Se veicoli blindati made in Usa destinati alle forze armate dell’Iraq finiscono in possesso delle Brigate Hizbullah, una milizia legata all’Iran che il dipartimento di Stato Usa da tempo considera una “organizzazione terrorista straniera”, c’è qualcosa che non va. Quello che non va è la politica seguita dalle grandi potenze, soprattutto gli Usa, in Iraq. Dopo la deposizione di Saddam Hussein e la purga allo scopo di eliminare dall’esercito tutti gli elementi “saddamisti” (dando di fatto vita ai gruppi terroristi sunniti), le forze armate irachene hanno beneficiato di enormi forniture di armi di ogni genere.

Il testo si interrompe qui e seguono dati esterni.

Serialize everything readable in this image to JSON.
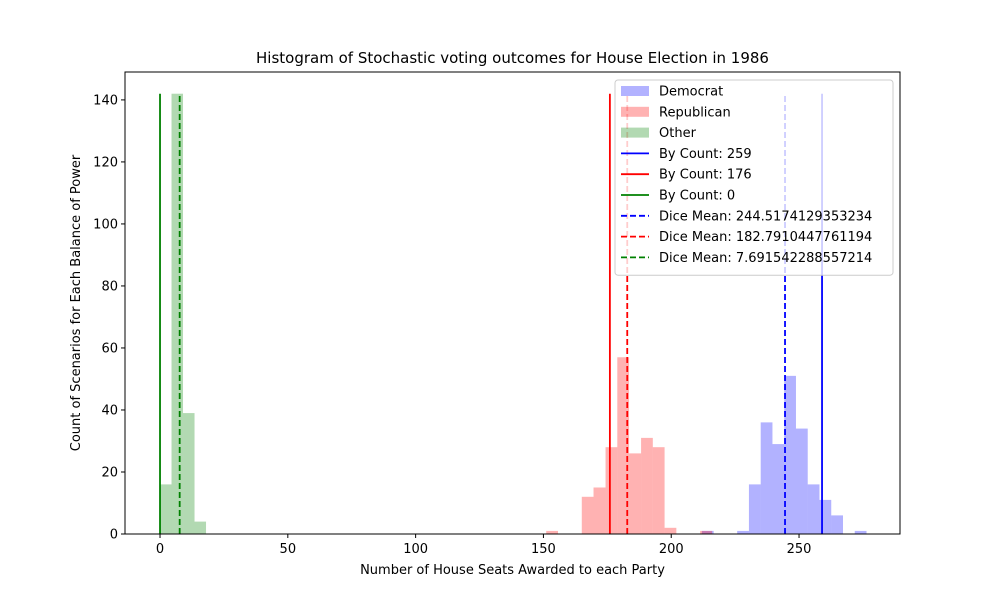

Negli ultimi cinque anni oltre 20 paesi – primi gli Usa, seguiti dalla Russia – hanno fornito armi e munizioni all’Iraq. Secondo l’istituto di Stoccolma per le ricerche sulla pace, nel periodo 2011-15 le esportazioni di armi all’Iraq sono aumentate dell’83 per cento rispetto al periodo 2006-10. Nel 2015 l’Iraq è risultato il sesto maggiore importatore di armi al mondo. Il sistema di tracciabilità delle armi, caotico e impreciso, da parte dell’esercito iracheno rende molto difficile capire il percorso che le forniture fanno una volta entrate in Iraq. Questo fatto, insieme alla fluidità del conflitto in corso, significa che le armi vengono spesso catturate o cedute a gruppi armati e milizie che agiscono ancora oggi in Iraq ma anche in Siria.

Nel dicembre 2015, in un rapporto intitolato “Come abbiamo armato lo Stato islamico”, Amnesty International aveva denunciato come forniture mal regolamentate all’Iraq e gli scarsi controlli nel paese ricevente avessero permesso allo Stato islamico di dotarsi di un arsenale grazie al quale aveva commesso crimini di guerra e crimini contro l’umanità su scala massiccia in Iraq e in Siria.

Le ricerche sono proseguite nel 2016, concentrate stavolta sulle armi in possesso delle Unità di mobilitazione popolare, le milizie paramilitari sciite attive dalla metà del 2014 accanto all’esercito iracheno nella lotta contro lo Stato islamico. Le conclusioni di questo secondo filone di ricerca, Amnesty International le ha rese note il 5 gennaio: quelle milizie hanno in dotazione oltre 100 tipi di armi, dai veicoli blindati ai pezzi d’artiglieria, dai kalashnikov ai fucili automatici M-16, oltre a mitragliatrici, pistole e fucili di precisione.

Si tratta di forniture inviate all’Iraq dagli Usa, da paesi europei che fanno parte della Nato, dalla Russia e da altri paesi dell’Europa orientale. Con questo armamentario le milizie sciite hanno compiuto sparizioni forzate, rapimenti, torture, uccisioni sommarie e distruzioni di proprietà civili, spesso per vendicare crimini commessi dallo Stato islamico: crimini di guerra contro crimini di guerra, in un ciclo di violenza settaria che pare interminabile.

Oltre ad essere impiegate nelle operazioni di riconquista dei territori controllati dallo Stato islamico, le milizie paramilitari sono spesso collocate ai posti di blocco. La sorte di migliaia di altri uomini e ragazzi rapiti dalle Ump rimane sconosciuta. Solo al posto di blocco di al-Razzaza, che separa le province di Anbar e di Kerbala, dall’ottobre 2014 sono state rapite centinaia di persone. Alcune delle milizie sono direttamente rifornite dall’Iran, che è il principale sponsor politico e militare delle Brigate Badr, della Lega dei giusti e delle Brigate Hizbullah, tutte accusate di gravi violazioni dei diritti umani. Queste forniture rischiano di rendere anche l’Iran, come l’Iraq e i paesi che lo armano, complice di crimini di guerra.